Personal information
- Nationality: Switzerland
- Born: 30 October 2002 (age 23) Le Noirmont, Jura, Switzerland

Sport
- Sport: Sports shooting

Medal record
Women's shooting
Representing Switzerland
Olympic Games
| Bronze medal – third place | 2024 Paris | 10 metre air rifle |
European Games
| Gold medal – first place | 2023 Kraków-Małopolska | 10 m air rifle team |
European Championships
| Gold medal – first place | 2025 Osijek | 10 m air rifle mixed team |
| Silver medal – second place | 2023 Tallinn | Air rifle Junior |
| Silver medal – second place | 2025 Osijek | 10 m air rifle |
| Bronze medal – third place | 2024 Győr | 10 m air rifle |

= Audrey Gogniat =

Swiss sports shooter (born 2002)

Audrey Gogniat (born 30 October 2002) is a Swiss sports shooter.
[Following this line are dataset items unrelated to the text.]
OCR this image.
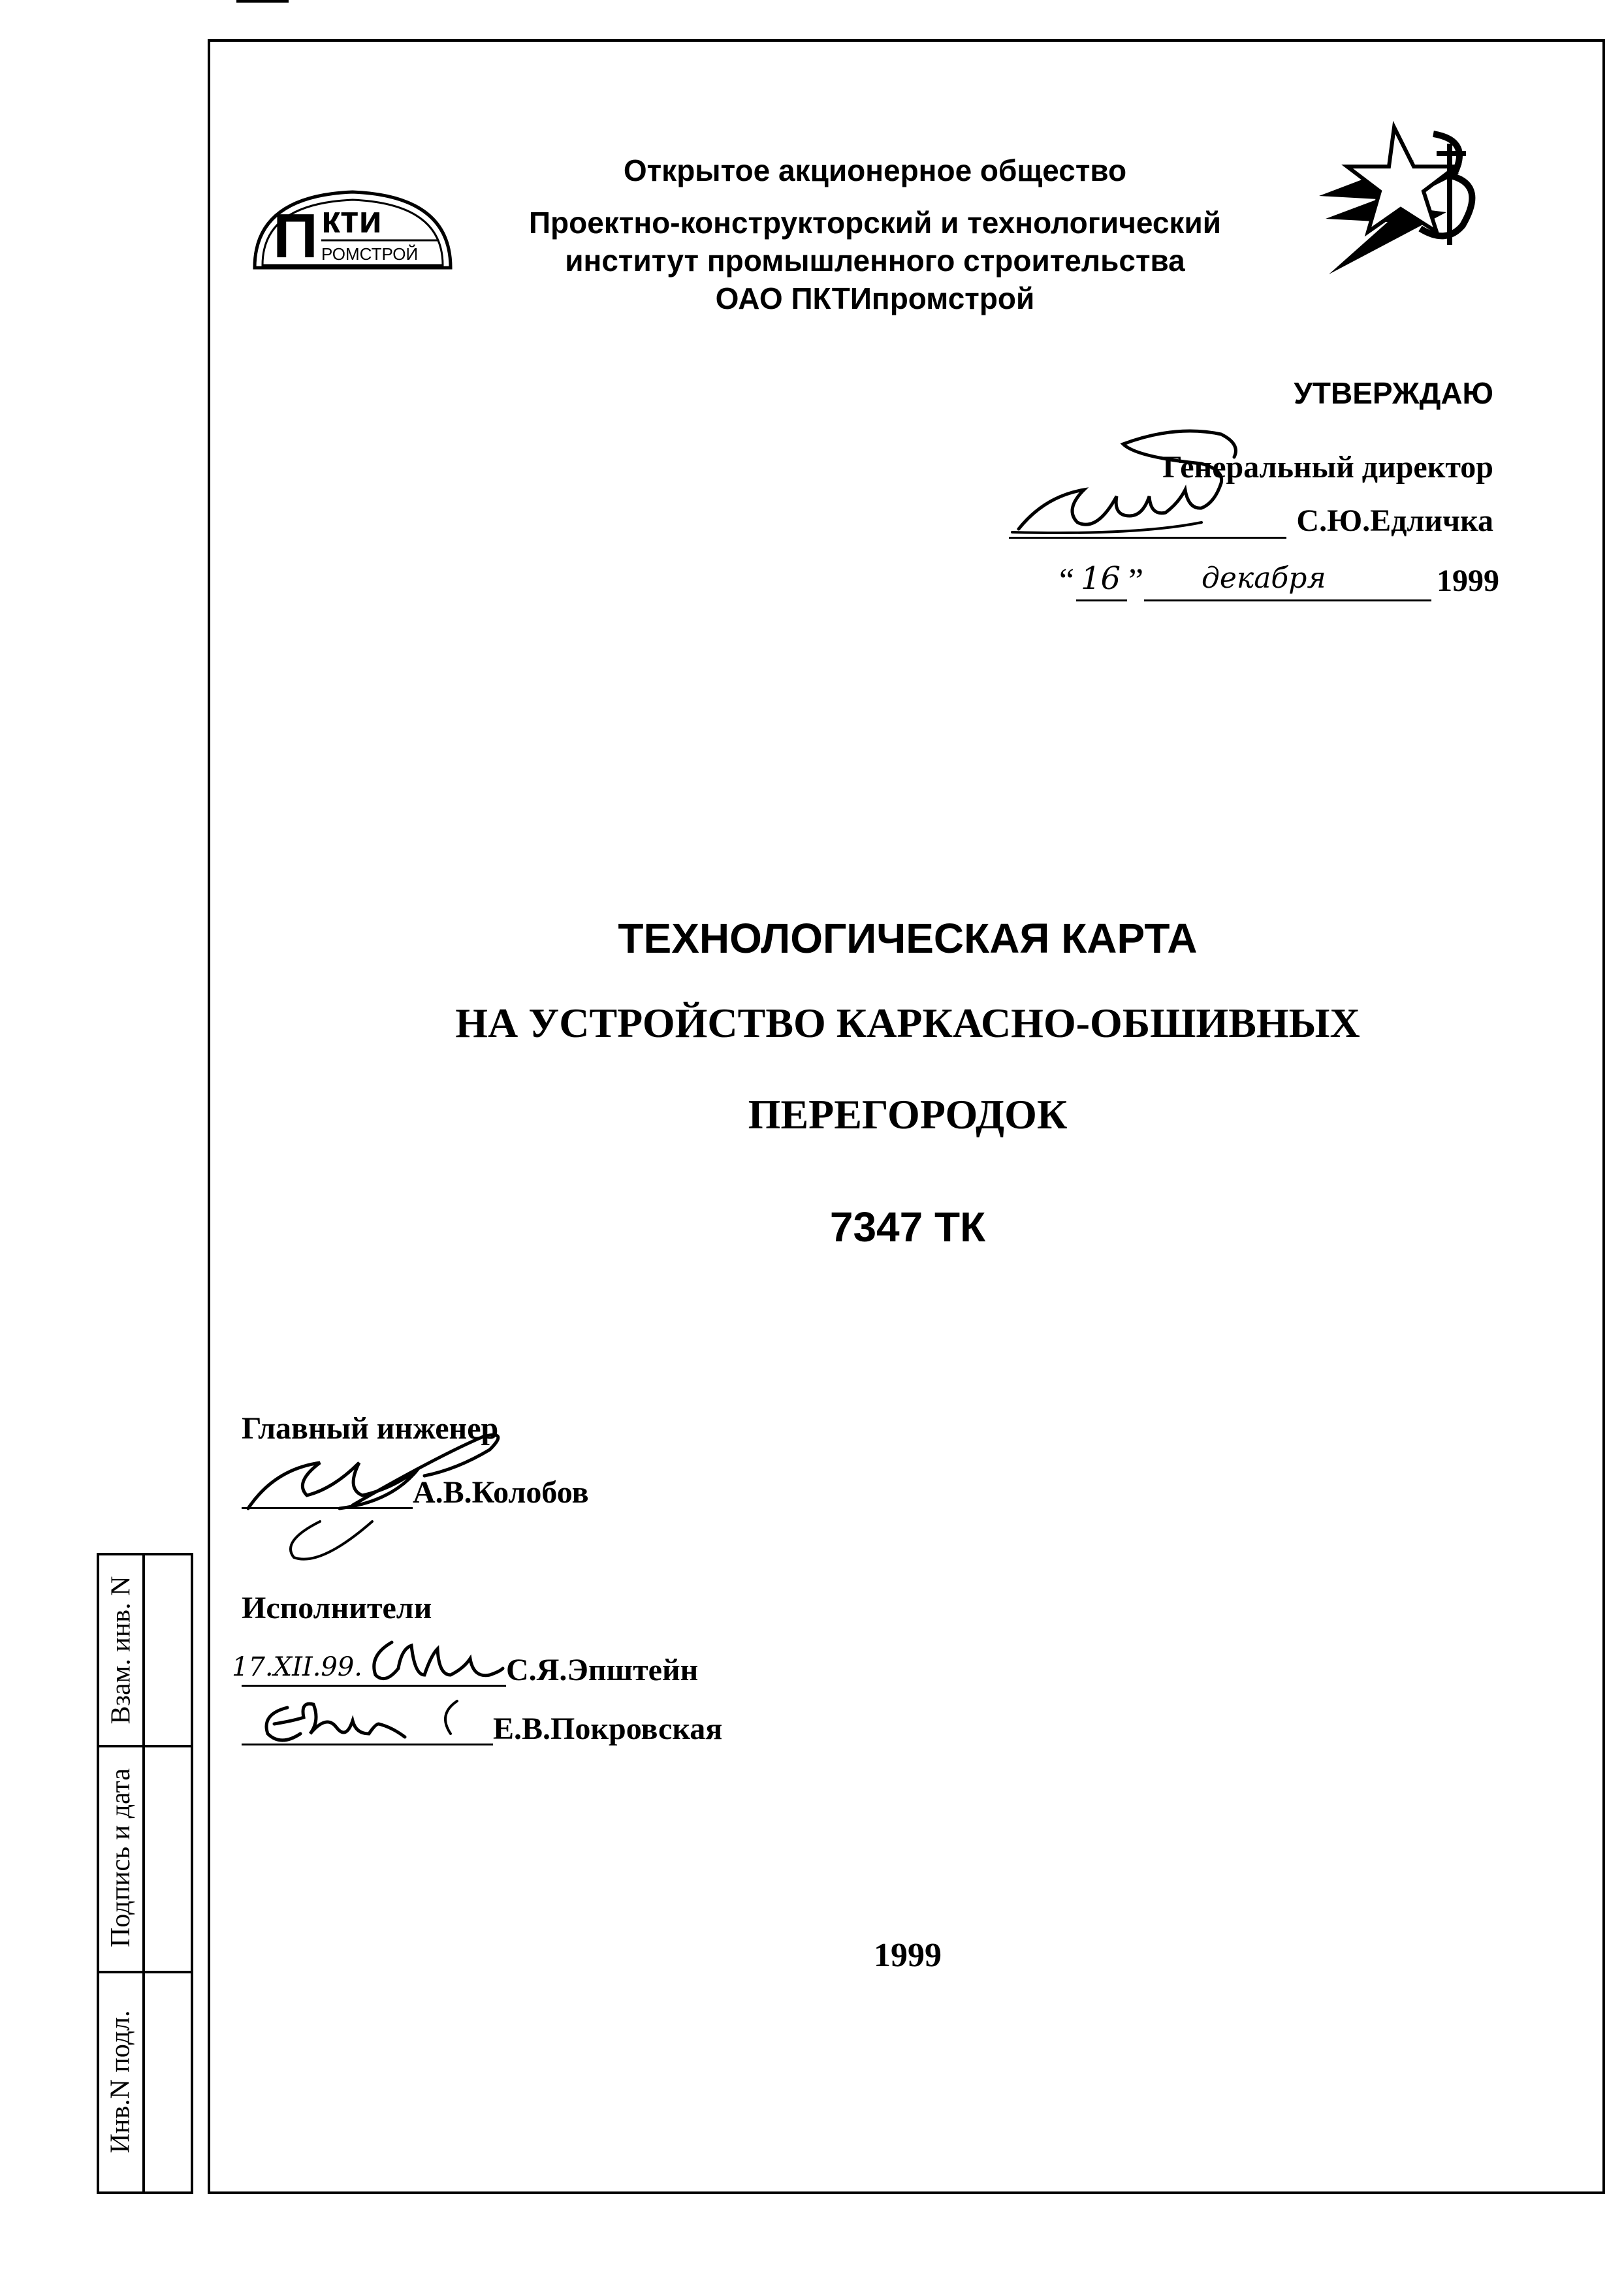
П кти
РОМСТРОЙ
Открытое акционерное общество
Проектно-конструкторский и технологический
институт промышленного строительства
ОАО ПКТИпромстрой
УТВЕРЖДАЮ
Генеральный директор
С.Ю.Едличка
“ 16 ” декабря	1999
ТЕХНОЛОГИЧЕСКАЯ КАРТА
НА УСТРОЙСТВО КАРКАСНО-ОБШИВНЫХ
ПЕРЕГОРОДОК
7347 ТК
Главный инженер
А.В.Колобов
Исполнители
17.XII.99.	С.Я.Эпштейн
Е.В.Покровская
1999
Взам. инв. N
Подпись и дата
Инв.N подл.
She has won two medals in air rifle events at the European Shooting Championships. She won the bronze medal in the 10 metre air rifle event at the Summer Olympics 2024 in Paris.

Since 2024, Gogniat has been a member of the Ole Miss Rebels rifle team. She won the air rifle national championship at the 2025 NCAA Rifle Championships.